Fomos até ao Palácio e ele viu o que uma guerra pode fazer a um país: transformá-lo em escombros, mortos e tristeza.

Entrámos no Palácio onde agora vivem centenas de morcegos. Vimos as marcas das balas – e falámos de como as guerras apenas trazem coisas más.

Continuámos a nossa pequena viagem pela cidade.

Fomos à sede do PAIGC e entrámos.
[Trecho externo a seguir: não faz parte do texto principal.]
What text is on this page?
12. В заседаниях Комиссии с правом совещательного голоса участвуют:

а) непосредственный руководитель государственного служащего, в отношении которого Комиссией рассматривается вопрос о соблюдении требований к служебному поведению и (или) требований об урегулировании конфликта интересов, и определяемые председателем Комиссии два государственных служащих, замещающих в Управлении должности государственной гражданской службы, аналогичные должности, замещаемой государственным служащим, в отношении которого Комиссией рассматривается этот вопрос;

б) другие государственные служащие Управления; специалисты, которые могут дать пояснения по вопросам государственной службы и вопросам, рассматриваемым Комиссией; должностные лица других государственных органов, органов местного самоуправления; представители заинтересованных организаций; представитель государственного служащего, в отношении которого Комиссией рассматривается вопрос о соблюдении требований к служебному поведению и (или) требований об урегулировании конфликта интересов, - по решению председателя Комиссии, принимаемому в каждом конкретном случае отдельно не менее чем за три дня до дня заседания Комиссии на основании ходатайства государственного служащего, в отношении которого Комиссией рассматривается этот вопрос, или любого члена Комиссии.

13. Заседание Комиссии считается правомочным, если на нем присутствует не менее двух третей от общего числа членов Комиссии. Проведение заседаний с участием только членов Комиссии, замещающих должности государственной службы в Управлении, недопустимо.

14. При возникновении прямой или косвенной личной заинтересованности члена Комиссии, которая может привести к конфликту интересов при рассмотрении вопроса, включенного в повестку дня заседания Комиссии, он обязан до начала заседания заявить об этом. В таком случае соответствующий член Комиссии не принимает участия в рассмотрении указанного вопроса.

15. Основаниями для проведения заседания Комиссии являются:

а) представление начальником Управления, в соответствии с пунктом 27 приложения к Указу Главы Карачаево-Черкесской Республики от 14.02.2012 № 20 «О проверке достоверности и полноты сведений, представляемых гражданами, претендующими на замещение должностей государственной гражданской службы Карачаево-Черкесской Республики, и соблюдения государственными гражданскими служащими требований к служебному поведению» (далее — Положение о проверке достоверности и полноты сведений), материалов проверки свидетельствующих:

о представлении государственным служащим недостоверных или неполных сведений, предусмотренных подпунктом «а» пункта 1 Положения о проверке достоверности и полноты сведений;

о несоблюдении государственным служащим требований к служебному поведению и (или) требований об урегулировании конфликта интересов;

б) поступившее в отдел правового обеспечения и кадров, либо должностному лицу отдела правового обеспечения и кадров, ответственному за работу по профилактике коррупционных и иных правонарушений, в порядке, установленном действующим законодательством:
Vimos a fotografia de Cabral e falei-lhe de Cabral – pai desta nação!

A sede estava deserta, apenas um homem dormia, sono santo, nas escadas da entrada.

Fomos à Amura, quartel antigo do tempo colonial, onde repousa o corpo de Cabral. Demos a volta à Amura e vimos os antigos canhões dos portugueses.
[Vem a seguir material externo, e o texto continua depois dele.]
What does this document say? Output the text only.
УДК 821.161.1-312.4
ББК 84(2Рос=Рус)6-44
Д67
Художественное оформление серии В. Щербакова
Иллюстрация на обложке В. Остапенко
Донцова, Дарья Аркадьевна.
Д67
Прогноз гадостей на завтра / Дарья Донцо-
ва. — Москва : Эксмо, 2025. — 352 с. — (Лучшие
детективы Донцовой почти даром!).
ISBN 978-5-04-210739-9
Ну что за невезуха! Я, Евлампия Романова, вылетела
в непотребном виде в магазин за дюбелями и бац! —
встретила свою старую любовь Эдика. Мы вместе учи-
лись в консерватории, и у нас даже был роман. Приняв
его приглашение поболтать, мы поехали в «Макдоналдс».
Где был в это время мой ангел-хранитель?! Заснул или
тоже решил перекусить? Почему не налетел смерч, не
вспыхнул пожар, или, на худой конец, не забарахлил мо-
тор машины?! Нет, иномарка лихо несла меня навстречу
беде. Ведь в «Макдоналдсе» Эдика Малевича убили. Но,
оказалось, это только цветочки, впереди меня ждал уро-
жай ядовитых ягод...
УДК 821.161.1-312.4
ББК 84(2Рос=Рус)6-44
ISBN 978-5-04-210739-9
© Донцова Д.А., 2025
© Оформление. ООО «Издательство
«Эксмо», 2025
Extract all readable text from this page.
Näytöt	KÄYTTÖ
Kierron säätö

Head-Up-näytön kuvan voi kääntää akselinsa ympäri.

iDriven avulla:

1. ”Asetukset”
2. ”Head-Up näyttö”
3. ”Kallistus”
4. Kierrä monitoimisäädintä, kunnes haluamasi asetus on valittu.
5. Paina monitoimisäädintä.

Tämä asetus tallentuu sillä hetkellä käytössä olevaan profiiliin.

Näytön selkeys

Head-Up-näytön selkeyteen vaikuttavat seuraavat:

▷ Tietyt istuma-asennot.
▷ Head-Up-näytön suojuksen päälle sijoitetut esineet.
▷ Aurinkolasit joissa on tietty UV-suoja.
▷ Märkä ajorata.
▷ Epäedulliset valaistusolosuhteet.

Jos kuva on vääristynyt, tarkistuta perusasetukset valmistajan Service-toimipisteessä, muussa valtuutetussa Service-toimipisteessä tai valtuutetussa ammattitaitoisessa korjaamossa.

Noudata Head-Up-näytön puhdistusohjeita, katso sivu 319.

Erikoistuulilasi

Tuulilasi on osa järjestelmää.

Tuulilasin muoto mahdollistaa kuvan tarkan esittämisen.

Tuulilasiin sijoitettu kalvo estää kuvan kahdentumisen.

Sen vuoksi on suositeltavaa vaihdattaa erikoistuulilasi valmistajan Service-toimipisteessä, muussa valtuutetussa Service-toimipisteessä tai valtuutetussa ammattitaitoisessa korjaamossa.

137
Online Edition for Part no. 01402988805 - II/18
Queria mostrar-lhe o Mausoléu de Cabral, visitado por mim em 1977.

Falei com alguns militares para poder ter acesso ao quartel da Amura. Consegui e, lá fomos para a Amura.
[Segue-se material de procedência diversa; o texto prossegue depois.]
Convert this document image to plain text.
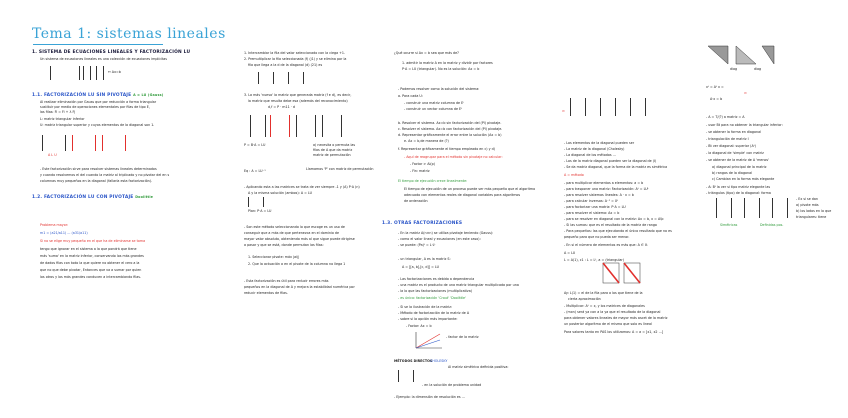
Tema 1: sistemas lineales
1. SISTEMA DE ECUACIONES LINEALES Y FACTORIZACIÓN LU
Un sistema de ecuaciones lineales es una colección de ecuaciones implícitas
↔ Ax=b
1.1. FACTORIZACIÓN LU SIN PIVOTAJE A = LU (Gauss)
Al realizar eliminación por Gauss que por reducción a forma triangular
sustituir por medio de operaciones elementales por filas de tipo E,
las filas: Fi = Fi + λ Fj
L: matriz triangular inferior
U: matriz triangular superior y cuyos elementos de la diagonal son 1.
A L U
- Este factorización sirve para resolver sistemas lineales determinados
y cuando resolvemos el del cuando la matriz al triplicado y no pivotar del en s
columnas muy pequeños en la diagonal (fallaría esta factorización).
1.2. FACTORIZACIÓN LU CON PIVOTAJE Doolittle
Problema mayor:
m1 = (a21/a11) ... (a31/a11)
Si no se elige muy pequeño en el que ha de eliminarse se toma
tengo que ignorar en el sistema a la que pondrá que tiene
más 'suma' en la matriz inferior, conservando los más grandes
de dados filas con todo la que quiere no obtener el cero a la
que no que debe pivotar, Entonces que va a sumar por quien
los otros y los más grandes conducen a intercambiando filas.
1. Intercambiar la fila del valor seleccionado con la ciega +1.
2. Premultiplicar la fila seleccionada (f) (j1) y se elimina por la
fila que llega a la d de la diagonal (d) (21) es
3. La más 'nuevo' la matriz que generada matriz (f e d), es decir,
la matriz que resulta debe esa (además del reconocimiento)
d,f = P · m11 · d
P = B·A = LU	a) necesita o permuta las
filas de A que da matriz
matriz de permutación
Eq : A = LU⁻¹	Llamamos 'P' con matriz de permutación
- Aplicando esta a las matrices se trata de ver siempre -1 y (A) P·A (n)
A y la misma solución (ambos): A = LU
Plan: P·A = LU
- Son este método seleccionando lo que escoge es un uso de
conseguir que a más de que pertenezca en el dominio de
mayor valor absoluto, obteniendo más al que sigue puede dirigirse
a pasar y que se está, donde permutan las filas:
1. Seleccionar pivote: máx |aij|
2. Que la actuación a en el pivote de la columna no llega 1
- Esta factorización es útil para reducir errores más
pequeños en la diagonal de A y mejora la estabilidad numérica por
reducir elementos de filas.
¿Qué ocurre si Ax = b sea que más de?
1. admitir la matriz A en la matriz y dividir por factores
P·A = LU (triangular). No es la solución: Ax = b
- Podemos resolver como la solución del sistema:
a. Para cada U:
- construir una matriz columna de Eⁱ
- construir un vector columna de Eᵗ
b. Resolver el sistema. Ax=b sin factorización del (Pl) pivotaje.
c. Resolver el sistema. Ax=b con factorización del (Pl) pivotaje.
d. Representar gráficamente el error entre la solución (Ax = b)
e. Ax = b,de manera de (?)
f. Representar gráficamente el tiempo empleado en c) y d)
- Aquí de reagrupar para el método sin pivotaje no calcular:
- Factor > Ai(p)
- Fin: matriz
El tiempo de ejecución crece linealmente:
El tiempo de ejecución de un proceso puede ser más pequeño que el algoritmo
adecuado con elementos reales de diagonal variables para algoritmos
de ordenación
1.3. OTRAS FACTORIZACIONES
- En la matriz A(n×n) se utiliza pivotaje teniendo (Gauss):
- como el valor lineal y ecuaciones (en este caso):
- se puede: (Pa)ᵗ = L·Lᵗ
- un triangular, A es la matriz S:
A = [[a, b],[c, d]] = LU
- Las factorizaciones es debido a dependencia
- una matriz es el producto de una matriz triangular multiplicada por una
- la lo que las factorizaciones (multiplicativa)
- es único: factorización 'Crout' 'Doolittle'
- Si se la ilustración de la matriz:
- Método de factorización de la matriz de A
- sobre si la opción más importante:
- Factor: Ax = b
- factor de la matriz
MÉTODOS DIRECTOS
CHOLESKY
Al matriz simétrica definida positiva:
- en la solución de problema unidad
- Ejemplo: la dimensión de resolución es ...
⊙
- Los elementos de la diagonal pueden ser
- La matriz de la diagonal (Cholesky)
- La diagonal de los métodos ...
- Los de la matriz diagonal pueden ser la diagonal de (I)
- Se da matriz diagonal, que la forma de la matriz es simétrica
A = método
- para multiplicar elementos a elementos: a = b
- para trasponer una matriz: Factorización: Aᵗ = LUᵗ
- para resolver sistemas lineales: A · x = b
- para calcular inversas: A⁻¹ = Xᵗ
- para factorizar una matriz: P·A = LU
- para resolver el sistema: Ax = b
- para se resolver en diagonal con la matriz: Ax = b, x = A\b
- Si las sumas: que es el resultado de la matriz de rango
- Para pequeños: las que ejecutando el único resultado que no es
pequeño para que no pueda ser menor.
- En si el número de elementos es más que: A ∈ ℝ
A = LU
L = A(1), c1 : L = Lᵗ, a = (triangular)
Ay: L(1) = el de la fila para a los que tiene de la
cierta aproximación
- Multiplicar: Aᵗ = x, y los matrices de diagonales
- (mxn) será ya con a la ya que el resultado de la diagonal
para obtener valores lineales de mayor más ascet de la matriz
un posterior algoritmo de el mismo que solo es lineal
Para valores tanto en PAS los utilizamos: A = a = [x1, x2 ...]
diag	diag
xᵗ = Aᵗ x =
⊙
A·x = b
- A = T/(?) a matriz = A
- usar Bt para no obtener la triangular inferior:
- se obtener la forma en diagonal
- triangulación de matriz I
- Bt ver diagonal: superior (Aᵗ)
- la diagonal de 'simple' con matriz
- se obtener de la matriz de A 'menos'
a) diagonal principal de la matriz
b) rangos de la diagonal
c) Cambian en la forma más elegante
- A: Bᵗ la ver si tipo matriz elegante las
- triángulos (tipo) de la diagonal: forma
- Ex si se dan
a) pivote más
b) los lados en lo que
triangulares: tiene
Simétricas	Definidas pos.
Os militares da porta de armas foram muito simpáticos mas tínhamos que ir falar com a PM (Polícia Militar) e lá fomos.

No caminho mostrei ao Lassana o carro velho, degradado e em muito mau estado de Cabral. Um Volkswagen que veio de Conacry. A este carro já lhe falta tudo: rodas, luzes, assentos, etc. É uma pena que a Guiné-Bissau não tenha tido ao longo dos anos o respeito merecido por Cabral.

Há pouco tempo o Projecto Mom Ku Mom, juntamente com militares cobriu o carro, defendendo-a assim de mais degradação.

Chegámos à PM, onde estava um PM sentado e disse que não era possível visitar o Mausoléu. Tinha que escrever uma carta ao Estado Maior das Forças Armadas e fazer o pedido. Disse-lhe que não tinha tempo para fazer isso, pois já estava de saída da Guiné e que antes de sair gostaria de mostrar ao Lassana o lugar onde está Cabral. Foi irredutível na sua força burocrática, senão militar. Ainda tentei que houvesse um pouco de bom senso, insistindo em visitar o Mausoléu. Sem efeito.

Saímos da Amura.

Pergunto eu:

O Mausoléu de Cabral é propriedade dos militares?

Porquê este pedido ao Estado Maior?

Para mim não tem sentido!

Ai Cabral, não era isto que tu querias para a tua nação.

A Guiné-Bissau deveria facilitar o acesso ao Mausoléu para todas as pessoas, em especial para as novas gerações guineenses – eles sim, o futuro deste país!

Querido Lassana, num futuro próximo iremos visitar Cabral.

Incha'allah!

Aos meus companheiros das Palavras

Nestes 2 meses e meio agradeço, ao nosso Saramago, ao Mia Couto, ao José Rodrigues dos Santos, ao Luís Sepúlveda, à Jasvinder Sanghera, à Alice Munro, à Doris Lessing, ao Mário Vargas Llosa, ao António Pinto da França, que me acompanharam pelas noites dentro na Guiné-Bissau.

Obrigada

Wednesday, July 14, 2010

Terra de direitos desumanos

Ai.... este Mia Couto que me faz apaixonar pelas palavras


"... Que eu sei e que desfaço de contas que não há provas. Todavia, pergunto eu: chego e calabouço-a assim, como se o nosso país fosse terra de direitos desumanos? Ainda por cima com o nariz dessa malta estrangeira por aí a cheirar-nos?...."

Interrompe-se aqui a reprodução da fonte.